For the last ten years, we have been fighting an organizational scourge that threatens all levels of the SMB marketplace. This problem is ransomware, is a malicious file distribution system targeting users of email by tricking them into installing malware. Once the program establishes itself, it will find all shared files that the user has permissions to view and encrypts them, so they are no longer accessible. For critical business files, this can be a disaster. Without a recent backup of the data, data is lost unless the organization agrees to pay the ransom. The most significant problem here is it empowers the attacker and provides funding for them to expand their operation to target other companies.
Why is this system so pervasive and why does your organization need to pay attention?
For starters, no matter the size of your company you are a target.
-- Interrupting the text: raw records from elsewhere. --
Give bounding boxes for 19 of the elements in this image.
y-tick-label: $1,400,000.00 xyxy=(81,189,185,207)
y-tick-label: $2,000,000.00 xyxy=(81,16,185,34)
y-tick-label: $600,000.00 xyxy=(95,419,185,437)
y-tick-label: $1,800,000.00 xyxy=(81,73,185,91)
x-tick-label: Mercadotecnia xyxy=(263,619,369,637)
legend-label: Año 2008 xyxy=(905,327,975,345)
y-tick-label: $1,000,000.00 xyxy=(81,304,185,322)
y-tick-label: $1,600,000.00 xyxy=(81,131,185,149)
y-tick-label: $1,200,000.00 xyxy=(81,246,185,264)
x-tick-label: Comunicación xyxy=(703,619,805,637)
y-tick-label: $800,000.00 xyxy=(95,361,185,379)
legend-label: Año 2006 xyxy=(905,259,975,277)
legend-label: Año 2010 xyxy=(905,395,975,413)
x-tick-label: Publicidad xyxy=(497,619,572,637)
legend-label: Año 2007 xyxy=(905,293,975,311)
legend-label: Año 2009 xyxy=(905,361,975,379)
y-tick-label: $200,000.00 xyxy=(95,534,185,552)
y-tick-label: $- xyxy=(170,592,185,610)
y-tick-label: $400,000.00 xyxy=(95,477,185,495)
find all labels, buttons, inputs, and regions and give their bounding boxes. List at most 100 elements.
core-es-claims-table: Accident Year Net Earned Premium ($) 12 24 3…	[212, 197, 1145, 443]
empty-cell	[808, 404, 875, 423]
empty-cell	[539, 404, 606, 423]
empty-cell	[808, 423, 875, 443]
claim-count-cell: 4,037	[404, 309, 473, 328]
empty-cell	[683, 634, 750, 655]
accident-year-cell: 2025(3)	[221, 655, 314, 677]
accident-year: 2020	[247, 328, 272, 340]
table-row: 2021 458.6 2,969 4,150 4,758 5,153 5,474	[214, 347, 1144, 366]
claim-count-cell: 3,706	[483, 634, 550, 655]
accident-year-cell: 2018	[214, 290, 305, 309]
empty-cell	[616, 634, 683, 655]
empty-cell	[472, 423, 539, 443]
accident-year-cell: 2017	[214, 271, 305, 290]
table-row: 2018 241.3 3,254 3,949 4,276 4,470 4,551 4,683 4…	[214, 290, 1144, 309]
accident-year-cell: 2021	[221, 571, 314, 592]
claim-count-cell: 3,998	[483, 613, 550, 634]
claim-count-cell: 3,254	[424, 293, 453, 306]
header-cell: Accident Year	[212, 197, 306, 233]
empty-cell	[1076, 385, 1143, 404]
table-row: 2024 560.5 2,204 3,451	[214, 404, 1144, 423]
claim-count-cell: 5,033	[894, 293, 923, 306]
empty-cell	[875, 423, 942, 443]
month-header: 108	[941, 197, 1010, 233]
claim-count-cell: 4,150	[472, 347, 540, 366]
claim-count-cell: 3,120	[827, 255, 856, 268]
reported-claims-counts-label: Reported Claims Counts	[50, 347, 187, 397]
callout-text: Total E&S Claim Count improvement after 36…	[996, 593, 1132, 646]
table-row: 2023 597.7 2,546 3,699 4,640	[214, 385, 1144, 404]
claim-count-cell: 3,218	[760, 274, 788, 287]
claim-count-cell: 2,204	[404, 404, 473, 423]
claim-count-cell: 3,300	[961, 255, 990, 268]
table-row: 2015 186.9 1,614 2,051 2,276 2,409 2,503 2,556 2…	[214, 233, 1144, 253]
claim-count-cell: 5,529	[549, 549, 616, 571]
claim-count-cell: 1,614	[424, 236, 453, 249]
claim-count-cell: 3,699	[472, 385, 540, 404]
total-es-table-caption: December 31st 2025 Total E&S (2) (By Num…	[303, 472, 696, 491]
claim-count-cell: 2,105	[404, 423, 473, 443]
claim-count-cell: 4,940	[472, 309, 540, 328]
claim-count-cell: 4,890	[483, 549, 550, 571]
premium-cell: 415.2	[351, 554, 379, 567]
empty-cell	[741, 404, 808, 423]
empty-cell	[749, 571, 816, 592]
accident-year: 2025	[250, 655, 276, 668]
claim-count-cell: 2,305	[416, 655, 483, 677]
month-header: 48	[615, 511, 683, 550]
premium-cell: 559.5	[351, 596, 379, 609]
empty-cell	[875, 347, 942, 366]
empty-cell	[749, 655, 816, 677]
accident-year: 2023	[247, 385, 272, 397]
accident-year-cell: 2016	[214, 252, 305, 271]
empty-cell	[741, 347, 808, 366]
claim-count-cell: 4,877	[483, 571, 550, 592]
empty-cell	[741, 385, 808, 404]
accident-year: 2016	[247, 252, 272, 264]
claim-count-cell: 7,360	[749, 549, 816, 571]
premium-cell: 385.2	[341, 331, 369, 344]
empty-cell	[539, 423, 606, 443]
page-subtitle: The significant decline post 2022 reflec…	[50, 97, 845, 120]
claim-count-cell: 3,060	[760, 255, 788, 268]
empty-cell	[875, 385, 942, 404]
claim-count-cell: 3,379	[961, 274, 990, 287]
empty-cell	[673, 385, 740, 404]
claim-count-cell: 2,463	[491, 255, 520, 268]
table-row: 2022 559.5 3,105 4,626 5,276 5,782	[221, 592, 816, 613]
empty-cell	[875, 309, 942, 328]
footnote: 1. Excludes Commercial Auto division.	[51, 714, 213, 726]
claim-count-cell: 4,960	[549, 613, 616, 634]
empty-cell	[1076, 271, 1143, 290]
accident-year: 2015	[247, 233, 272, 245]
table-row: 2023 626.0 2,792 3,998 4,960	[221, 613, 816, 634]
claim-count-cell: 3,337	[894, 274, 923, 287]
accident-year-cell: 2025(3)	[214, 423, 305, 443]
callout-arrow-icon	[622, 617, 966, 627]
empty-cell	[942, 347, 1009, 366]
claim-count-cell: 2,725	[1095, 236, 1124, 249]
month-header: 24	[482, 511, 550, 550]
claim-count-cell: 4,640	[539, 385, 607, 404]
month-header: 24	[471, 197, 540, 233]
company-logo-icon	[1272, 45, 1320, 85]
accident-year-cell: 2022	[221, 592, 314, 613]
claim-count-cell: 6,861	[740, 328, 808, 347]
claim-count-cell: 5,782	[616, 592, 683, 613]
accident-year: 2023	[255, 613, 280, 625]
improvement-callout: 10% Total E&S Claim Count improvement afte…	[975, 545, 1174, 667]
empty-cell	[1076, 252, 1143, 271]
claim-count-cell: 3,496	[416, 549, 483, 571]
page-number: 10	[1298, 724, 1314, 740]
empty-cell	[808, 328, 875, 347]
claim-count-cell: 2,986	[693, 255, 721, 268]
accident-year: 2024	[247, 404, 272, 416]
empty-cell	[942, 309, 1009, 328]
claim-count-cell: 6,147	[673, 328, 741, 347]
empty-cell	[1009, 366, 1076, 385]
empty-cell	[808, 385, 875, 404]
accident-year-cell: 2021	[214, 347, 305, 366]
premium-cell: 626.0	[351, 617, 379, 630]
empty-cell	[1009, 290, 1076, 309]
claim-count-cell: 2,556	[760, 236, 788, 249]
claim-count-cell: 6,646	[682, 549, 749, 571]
Every business that contacted us for support after the attack didn’t think that they would they would be victims of a cyber attack. They felt their company size or obscurity would protect them from having to deal with a situation like this.
Some of the things to consider when reviewing network security would be:
Email security – a front-end cloud-based application that checks emails for malicious links and files and removes them before the end-user receives the email. This affordable service is a nominal monthly fee based on a per-mailbox pricing structure.
Test employees with an ethical phishing campaign and provides training to help them spot and stop these attacks at the source. Ethical phishing programs create “human firewalls” out of your employees and are both incredibly effective and cost-efficient.
Upgrade firewalls and maintain subscription updates. Updates will provide a high level of security as new threats are added continuously to firewalls via updates to protect organizations at the entry point to the network. Malicious websites and files are blocked at the network level with little to no intervention from IT support.
Review and update your backup plans! Too frequently cheap solutions to backup or no backup plan at all leave you wholly exposed in more ways than one.
Try shutting your server down for one day, hypothetically of course, and try to understand what it would cost your organization. Consider employee time for non-productive paid hours, customer service issues it might cause, credits or rebates for services not rendered that day, and any impact that might have on sales or moving forward. If you have more than a few thousand dollars in mind at this point, your backup plan needs an overhaul. With virtual servers and constant snapshots of your environment you can overcome almost any challenge and keep your organization running no matter what. Now consider that you can spend less to backup for the year than it costs to recover from a day or two without being productive.
It’s a difficult thing to say, and tougher for organizations to hear, but it is the time that all business’ large and small start to take the threat landscape seriously and protect themselves. With mass involvement, organizations can create a “herd” protection system, not unlike vaccinations where the fewer the targets there are, the less malicious hackers can profit from these extortionist schemes, and we should start to move towards a network landscape free from attempts like these.